Sty Head is one of the focal points of the District for walkers. The name strictly applies to the col between Great End and Great Gable at a height of 1560 ft, but is now more generally given to the path which crosses it. This connects two of the most popular starting points for walks in the high fells, Wasdale Head and Seathwaite. Sty Head is also a walker's crossroads with other paths leading direct up Great Gable and following the outflow of Sprinkling Tarn up to Esk Hause.

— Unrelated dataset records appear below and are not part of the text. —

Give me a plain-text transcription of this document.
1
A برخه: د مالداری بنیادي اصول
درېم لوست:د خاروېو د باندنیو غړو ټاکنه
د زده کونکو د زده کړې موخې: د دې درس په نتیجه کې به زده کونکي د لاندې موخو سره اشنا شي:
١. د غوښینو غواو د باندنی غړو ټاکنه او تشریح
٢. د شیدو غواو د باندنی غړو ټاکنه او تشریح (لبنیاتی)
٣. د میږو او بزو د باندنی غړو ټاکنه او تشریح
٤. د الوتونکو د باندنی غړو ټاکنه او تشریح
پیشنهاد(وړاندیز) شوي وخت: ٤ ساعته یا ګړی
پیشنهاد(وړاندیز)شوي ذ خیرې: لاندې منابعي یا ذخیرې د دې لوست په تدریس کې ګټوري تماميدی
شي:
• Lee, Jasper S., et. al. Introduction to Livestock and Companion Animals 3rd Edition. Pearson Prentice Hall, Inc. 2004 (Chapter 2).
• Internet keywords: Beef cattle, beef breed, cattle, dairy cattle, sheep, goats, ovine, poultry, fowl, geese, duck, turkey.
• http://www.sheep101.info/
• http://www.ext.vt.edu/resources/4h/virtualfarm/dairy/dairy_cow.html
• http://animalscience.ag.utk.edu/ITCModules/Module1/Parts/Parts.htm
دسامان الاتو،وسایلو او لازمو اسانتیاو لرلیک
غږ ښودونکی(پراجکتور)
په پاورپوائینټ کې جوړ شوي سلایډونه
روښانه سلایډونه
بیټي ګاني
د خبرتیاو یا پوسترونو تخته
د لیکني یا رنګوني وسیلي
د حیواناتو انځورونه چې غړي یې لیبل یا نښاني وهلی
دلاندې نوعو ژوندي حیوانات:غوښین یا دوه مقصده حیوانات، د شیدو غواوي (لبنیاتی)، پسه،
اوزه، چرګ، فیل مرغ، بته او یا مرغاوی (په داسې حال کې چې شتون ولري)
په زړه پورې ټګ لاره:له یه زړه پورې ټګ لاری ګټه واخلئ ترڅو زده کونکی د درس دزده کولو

Westward from the summit Great End makes a rocky descent toward the arms of Lingmell Beck. This flank is crossed by the Corridor Route, the popular path to Scafell Pike from Sty Head. Above the path are the subsidiary top of Round How (a Nuttall) and the tiny, beautifully clear tarn of Lambfoot Dub.

The southward ridge to the Scafells crosses a shallow saddle and then climbs over Ill Crag and Broad Crag, a well-blazoned path leading across the stony terrain to the summit of Scafell Pike. To the east of the first depression is Calf Cove, its easy slopes leading down to Esk Hause.

The summit has two cairns of very similar height, that to the north-west being nearer to the cliff edge and having the better view. Northwards along Borrowdale the vista is unsurpassed, but the whole panorama is excellent. The heads of the gullies can also be approached for startling views down the face.

==Geology==
The summit is formed by the laminated volcaniclastic claystone and siltstone of the Esk Pike Formation overlying the dacitic welded lapilli tuff of the Lincomb Tarns Formation. The latter is revealed in the great north front.

==Ascents==
Great End may be ascended from Sty Head Tarn via The Band (not to be confused with the more famous Band on Bowfell), from Wasdale Head along Lingmell Gill and Spouthead Gill, from Borrowdale via Grains Gill, from Great Langdale via Rossett Gill and Esk Hause, or from Eskdale. As an intermediate objective Great End may easily be climbed from the main path between Esk Hause and Scafell Pike, requiring only a detour of some 400 m.

==Cust's Gully==
Cust's Gully at the western end of Great End's cliffs is named after 19th-century pioneer climber and sketcher Arthur Cust, a classical scholar from Yorkshire also known for his watercolour sketches of the Matterhorn and Mont Blanc. Cust's Gully is a Grade 1 rock climb, but a difficult obstacle for walkers ascending from Sprinkling Tarn. Cust's first winter ascent of the gully was recorded in 1880, although he is thought to have ascended it earlier.